Banks that fail to pass on the latest interest rate cut to borrowers need "a good kick up the bum", federal Treasurer Wayne Swan says.
The Commonwealth Bank has said it will only pass on a cut of 0.1 percentage points from the 0.25 point cut in the cash rate announced by the Reserve Bank on Tuesday, while the National Australia Bank says it will not pass on any of it.
Westpac and the ANZ have yet to make a decision.
"Certainly I'm pretty disappointed with their decision or the decisions that have been announced so far," Mr Swan said on Wednesday.
The banks would have to justify their commercial decisions in the court of public opinion, he told Fairfax Radio Network.
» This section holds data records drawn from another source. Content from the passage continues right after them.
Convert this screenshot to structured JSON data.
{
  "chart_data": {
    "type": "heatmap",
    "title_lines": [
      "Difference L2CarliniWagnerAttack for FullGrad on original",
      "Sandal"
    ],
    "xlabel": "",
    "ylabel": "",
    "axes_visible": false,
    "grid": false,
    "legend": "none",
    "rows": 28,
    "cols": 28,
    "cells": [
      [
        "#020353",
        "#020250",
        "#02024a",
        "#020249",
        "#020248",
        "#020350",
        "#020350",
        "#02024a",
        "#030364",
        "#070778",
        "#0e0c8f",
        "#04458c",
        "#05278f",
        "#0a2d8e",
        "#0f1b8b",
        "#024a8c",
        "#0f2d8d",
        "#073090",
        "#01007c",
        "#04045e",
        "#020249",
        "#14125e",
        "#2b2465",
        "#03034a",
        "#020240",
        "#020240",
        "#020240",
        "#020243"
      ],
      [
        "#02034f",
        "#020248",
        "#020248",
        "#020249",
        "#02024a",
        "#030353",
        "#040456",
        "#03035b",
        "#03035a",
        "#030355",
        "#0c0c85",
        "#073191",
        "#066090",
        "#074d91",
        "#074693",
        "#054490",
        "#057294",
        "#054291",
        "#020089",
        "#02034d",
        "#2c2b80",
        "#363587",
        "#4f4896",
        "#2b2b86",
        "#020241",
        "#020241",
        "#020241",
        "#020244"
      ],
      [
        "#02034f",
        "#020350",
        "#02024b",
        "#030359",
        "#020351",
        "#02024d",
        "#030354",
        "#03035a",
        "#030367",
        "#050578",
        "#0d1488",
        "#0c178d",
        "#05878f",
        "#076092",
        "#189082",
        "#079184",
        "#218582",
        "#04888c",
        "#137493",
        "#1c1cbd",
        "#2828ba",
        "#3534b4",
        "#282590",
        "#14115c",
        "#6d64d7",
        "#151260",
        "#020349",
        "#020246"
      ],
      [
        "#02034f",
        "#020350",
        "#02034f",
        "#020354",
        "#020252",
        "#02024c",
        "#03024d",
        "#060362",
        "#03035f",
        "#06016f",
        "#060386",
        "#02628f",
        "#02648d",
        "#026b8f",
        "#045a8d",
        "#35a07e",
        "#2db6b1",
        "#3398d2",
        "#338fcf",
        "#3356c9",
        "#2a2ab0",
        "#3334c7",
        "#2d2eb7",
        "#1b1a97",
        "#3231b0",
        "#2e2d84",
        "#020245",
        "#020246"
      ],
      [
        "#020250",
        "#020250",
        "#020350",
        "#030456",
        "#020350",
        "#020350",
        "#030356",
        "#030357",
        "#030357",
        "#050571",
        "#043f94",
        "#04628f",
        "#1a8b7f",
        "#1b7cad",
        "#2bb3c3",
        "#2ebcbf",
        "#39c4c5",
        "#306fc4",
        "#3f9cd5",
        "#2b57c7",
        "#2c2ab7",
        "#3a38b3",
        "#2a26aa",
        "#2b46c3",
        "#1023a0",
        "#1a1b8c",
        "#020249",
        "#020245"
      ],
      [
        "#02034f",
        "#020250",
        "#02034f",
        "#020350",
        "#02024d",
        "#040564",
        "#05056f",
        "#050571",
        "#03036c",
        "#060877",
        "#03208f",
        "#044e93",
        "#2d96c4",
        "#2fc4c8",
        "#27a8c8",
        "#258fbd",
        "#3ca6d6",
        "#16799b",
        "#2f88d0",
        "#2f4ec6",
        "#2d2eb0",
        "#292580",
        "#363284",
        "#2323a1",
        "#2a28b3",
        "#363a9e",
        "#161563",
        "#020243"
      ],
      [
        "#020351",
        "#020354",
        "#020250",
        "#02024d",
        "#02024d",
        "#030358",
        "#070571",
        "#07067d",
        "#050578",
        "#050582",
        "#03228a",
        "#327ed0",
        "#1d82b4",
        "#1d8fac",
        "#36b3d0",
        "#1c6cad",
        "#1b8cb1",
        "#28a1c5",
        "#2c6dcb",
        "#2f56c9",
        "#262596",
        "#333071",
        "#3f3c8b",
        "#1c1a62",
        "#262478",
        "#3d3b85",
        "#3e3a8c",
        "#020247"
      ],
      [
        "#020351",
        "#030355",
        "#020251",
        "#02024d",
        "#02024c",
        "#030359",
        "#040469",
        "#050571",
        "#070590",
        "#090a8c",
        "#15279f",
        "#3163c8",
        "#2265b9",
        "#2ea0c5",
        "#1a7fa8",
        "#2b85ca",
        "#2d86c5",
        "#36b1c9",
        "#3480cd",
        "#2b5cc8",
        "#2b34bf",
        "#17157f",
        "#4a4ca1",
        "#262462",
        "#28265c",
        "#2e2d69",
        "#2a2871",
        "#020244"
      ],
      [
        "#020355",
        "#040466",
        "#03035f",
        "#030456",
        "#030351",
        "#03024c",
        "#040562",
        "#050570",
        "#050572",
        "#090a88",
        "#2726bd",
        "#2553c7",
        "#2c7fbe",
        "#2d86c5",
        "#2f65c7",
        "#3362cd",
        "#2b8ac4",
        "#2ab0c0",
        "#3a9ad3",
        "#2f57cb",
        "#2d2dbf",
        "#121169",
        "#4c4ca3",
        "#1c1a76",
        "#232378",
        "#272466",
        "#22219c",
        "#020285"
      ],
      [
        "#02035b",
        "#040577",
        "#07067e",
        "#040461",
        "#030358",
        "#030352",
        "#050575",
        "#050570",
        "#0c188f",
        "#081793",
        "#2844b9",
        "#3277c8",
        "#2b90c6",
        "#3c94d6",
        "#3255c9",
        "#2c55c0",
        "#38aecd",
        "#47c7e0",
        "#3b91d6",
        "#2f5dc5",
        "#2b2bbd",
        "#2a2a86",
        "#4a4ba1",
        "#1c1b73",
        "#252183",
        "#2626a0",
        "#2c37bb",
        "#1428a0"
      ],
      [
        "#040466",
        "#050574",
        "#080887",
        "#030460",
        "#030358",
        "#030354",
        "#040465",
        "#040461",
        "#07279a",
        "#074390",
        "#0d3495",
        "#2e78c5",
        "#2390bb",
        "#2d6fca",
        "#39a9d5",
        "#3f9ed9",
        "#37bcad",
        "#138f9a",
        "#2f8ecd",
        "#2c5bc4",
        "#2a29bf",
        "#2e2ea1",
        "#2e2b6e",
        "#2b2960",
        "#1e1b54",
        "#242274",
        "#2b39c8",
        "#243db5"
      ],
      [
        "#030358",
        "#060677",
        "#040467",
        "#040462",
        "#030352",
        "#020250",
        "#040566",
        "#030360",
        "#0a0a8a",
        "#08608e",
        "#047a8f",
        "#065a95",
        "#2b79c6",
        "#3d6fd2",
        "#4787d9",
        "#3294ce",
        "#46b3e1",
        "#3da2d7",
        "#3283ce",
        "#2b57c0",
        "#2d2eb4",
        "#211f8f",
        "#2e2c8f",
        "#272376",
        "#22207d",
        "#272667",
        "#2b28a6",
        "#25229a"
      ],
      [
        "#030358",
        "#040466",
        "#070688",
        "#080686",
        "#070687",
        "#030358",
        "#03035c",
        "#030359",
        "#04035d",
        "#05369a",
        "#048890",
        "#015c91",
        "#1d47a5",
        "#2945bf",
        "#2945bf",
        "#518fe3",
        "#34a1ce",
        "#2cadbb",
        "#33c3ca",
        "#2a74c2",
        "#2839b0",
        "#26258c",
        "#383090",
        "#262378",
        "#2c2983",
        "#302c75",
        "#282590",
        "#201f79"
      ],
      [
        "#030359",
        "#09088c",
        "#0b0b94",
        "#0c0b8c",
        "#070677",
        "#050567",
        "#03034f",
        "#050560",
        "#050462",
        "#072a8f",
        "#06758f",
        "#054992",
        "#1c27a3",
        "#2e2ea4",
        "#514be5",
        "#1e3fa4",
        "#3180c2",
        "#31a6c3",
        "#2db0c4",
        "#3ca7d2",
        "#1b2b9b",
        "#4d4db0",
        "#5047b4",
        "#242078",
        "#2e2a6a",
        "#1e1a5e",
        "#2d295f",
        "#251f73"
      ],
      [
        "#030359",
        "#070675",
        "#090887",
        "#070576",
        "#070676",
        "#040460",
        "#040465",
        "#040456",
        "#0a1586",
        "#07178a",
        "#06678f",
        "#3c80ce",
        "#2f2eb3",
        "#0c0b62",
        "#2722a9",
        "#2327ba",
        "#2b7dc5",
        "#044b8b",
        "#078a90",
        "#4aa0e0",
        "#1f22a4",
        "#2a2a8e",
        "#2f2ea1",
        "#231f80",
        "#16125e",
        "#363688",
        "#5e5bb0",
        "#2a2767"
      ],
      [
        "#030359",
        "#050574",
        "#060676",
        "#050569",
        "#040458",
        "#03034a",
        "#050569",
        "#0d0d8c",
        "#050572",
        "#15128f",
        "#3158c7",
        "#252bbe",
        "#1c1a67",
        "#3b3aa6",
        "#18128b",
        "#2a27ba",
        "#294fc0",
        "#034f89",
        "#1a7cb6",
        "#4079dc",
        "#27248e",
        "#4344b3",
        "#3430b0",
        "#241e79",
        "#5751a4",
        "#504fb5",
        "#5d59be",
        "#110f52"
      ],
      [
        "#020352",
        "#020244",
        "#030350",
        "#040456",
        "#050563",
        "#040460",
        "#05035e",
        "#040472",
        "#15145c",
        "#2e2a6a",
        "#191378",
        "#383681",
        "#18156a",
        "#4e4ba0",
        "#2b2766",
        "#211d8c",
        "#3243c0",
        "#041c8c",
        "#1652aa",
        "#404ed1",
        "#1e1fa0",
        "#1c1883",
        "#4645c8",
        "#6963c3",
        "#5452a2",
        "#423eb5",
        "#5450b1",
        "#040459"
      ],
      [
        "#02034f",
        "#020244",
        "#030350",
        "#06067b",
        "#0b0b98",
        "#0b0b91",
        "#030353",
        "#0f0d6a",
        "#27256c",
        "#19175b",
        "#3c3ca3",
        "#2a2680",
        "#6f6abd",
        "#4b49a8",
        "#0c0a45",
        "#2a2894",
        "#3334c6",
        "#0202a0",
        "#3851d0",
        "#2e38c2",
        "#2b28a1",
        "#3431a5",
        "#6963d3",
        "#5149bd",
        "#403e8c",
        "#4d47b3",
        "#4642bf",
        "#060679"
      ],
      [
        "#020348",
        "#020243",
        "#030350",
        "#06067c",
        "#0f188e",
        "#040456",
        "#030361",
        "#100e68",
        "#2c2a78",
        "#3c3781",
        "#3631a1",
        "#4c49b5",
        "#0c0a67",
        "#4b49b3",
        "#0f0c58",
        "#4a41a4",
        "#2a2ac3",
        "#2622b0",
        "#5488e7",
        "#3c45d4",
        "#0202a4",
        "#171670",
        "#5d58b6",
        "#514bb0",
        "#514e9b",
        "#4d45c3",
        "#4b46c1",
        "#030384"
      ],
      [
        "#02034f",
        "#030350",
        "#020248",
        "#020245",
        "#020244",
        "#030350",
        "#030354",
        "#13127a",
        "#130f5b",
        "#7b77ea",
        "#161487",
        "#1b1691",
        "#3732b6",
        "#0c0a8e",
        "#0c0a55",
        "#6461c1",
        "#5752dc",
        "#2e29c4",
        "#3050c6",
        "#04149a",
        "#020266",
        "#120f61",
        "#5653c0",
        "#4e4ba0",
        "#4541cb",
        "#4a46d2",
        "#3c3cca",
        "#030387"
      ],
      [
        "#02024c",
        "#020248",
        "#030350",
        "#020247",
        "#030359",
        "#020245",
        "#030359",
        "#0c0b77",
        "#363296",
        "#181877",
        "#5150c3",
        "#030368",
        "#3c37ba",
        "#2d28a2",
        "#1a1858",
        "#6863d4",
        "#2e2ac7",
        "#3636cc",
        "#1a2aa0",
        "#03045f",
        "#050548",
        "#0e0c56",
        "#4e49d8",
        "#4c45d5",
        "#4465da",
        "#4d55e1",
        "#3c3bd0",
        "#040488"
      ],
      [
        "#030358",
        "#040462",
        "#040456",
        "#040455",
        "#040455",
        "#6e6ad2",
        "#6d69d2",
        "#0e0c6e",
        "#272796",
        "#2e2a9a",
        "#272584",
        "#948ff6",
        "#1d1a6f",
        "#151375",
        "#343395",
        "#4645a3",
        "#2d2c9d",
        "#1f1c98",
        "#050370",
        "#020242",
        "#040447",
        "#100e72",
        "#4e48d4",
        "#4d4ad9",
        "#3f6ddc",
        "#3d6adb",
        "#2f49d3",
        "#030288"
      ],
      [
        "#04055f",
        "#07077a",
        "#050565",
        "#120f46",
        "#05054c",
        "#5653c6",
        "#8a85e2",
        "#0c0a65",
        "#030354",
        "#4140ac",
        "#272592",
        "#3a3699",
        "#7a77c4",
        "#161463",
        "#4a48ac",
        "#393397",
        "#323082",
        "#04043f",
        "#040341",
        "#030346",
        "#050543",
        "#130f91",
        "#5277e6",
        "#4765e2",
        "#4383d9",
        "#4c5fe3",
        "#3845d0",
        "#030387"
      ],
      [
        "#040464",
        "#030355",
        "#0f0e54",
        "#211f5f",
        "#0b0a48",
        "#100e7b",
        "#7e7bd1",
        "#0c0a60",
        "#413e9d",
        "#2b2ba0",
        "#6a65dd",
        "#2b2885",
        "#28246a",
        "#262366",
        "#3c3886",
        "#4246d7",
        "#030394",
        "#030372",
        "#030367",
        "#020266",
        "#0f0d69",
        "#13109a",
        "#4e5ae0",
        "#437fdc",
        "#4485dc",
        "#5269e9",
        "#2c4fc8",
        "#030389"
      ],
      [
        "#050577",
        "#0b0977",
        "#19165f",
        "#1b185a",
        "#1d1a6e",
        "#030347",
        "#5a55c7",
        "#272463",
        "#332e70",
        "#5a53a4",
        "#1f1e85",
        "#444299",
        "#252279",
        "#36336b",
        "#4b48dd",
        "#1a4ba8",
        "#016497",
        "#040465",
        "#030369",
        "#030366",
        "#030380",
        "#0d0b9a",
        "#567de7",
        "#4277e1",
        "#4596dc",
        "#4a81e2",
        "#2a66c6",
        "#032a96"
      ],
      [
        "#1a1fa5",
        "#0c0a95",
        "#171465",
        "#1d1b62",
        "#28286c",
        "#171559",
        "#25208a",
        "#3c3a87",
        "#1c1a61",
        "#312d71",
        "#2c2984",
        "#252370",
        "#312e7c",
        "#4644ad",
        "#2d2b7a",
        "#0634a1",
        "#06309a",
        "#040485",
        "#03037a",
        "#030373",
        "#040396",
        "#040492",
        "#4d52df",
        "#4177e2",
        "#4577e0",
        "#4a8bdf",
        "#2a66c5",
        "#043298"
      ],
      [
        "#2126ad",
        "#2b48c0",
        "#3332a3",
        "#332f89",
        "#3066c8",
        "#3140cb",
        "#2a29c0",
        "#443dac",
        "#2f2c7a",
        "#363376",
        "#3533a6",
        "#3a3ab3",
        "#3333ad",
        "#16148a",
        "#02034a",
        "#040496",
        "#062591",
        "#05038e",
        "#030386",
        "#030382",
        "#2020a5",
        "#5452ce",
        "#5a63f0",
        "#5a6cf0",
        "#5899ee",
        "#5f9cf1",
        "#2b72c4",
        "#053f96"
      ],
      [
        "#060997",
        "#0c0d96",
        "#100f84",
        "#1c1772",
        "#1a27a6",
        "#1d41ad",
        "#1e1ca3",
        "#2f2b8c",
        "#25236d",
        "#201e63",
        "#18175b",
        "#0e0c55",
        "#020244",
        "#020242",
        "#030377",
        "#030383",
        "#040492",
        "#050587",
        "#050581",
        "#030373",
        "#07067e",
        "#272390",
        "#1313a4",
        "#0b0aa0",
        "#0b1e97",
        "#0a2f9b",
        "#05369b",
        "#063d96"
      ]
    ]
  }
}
"You know what they're like, they do need a good kick up the bum occasionally," Mr Swan said.
The failure of the banks to pass on the latest rate cut had blunted the effectiveness of monetary policy, he said.
"It's not helpful when we're trying to get everyone in the community working together to deal with this global financial crisis."
Prime Minister Kevin Rudd had asked the two banks to reconsider their decisions, Mr Swan said.
But he said he would not contemplate a suggestion that the government could put pressure on banks by withdrawing its guarantee of their deposits.
"The beneficiary of the guarantee is not the banks, it's the Australian people," Mr Swan said.
"(Ending it) would in fact fundamentally rebound not just on the banks but on the Australian economy and that is absolutely something that we can't consider.
The guarantee had been essential to the stability of the Australian financial system, Mr Swan said.
Meanwhile, Federal Opposition Leader Malcolm Turnbull is demanding Australia's big four banks pass on the latest interest rate cut, saying they are doing "very, very well" at the moment.
"The least they can do is pass on these cuts in official rates," Mr Turnbull told ABC Radio.
"The banks are doing very, very well at the moment, particularly the big four, they are doing well competitively and in every other way."
The banks had received enormous support from the government, through the deposit guarantee and a wholesale term funding guarantee, he said.
Mr Turnbull warned that monetary policy would not work if the banks did not pass on rate cuts.
"The rate cuts are only effective in terms of stimulating the economy if they are passed on by banks," he said.
Government pressure has helped keep Australia's banks honest and home buyers in reasonable shape, federal Finance Minister Lindsay Tanner says.
"And we'll keep that pressure on," he told Sky News on Wednesday.
The government had kept up a constant "drum beat" of pressure on the banks to cut rates, Mr Tanner said.
"That pressure has had an effect, it's helped to keep the banks honest, to keep Australian homebuyers in reasonable shape."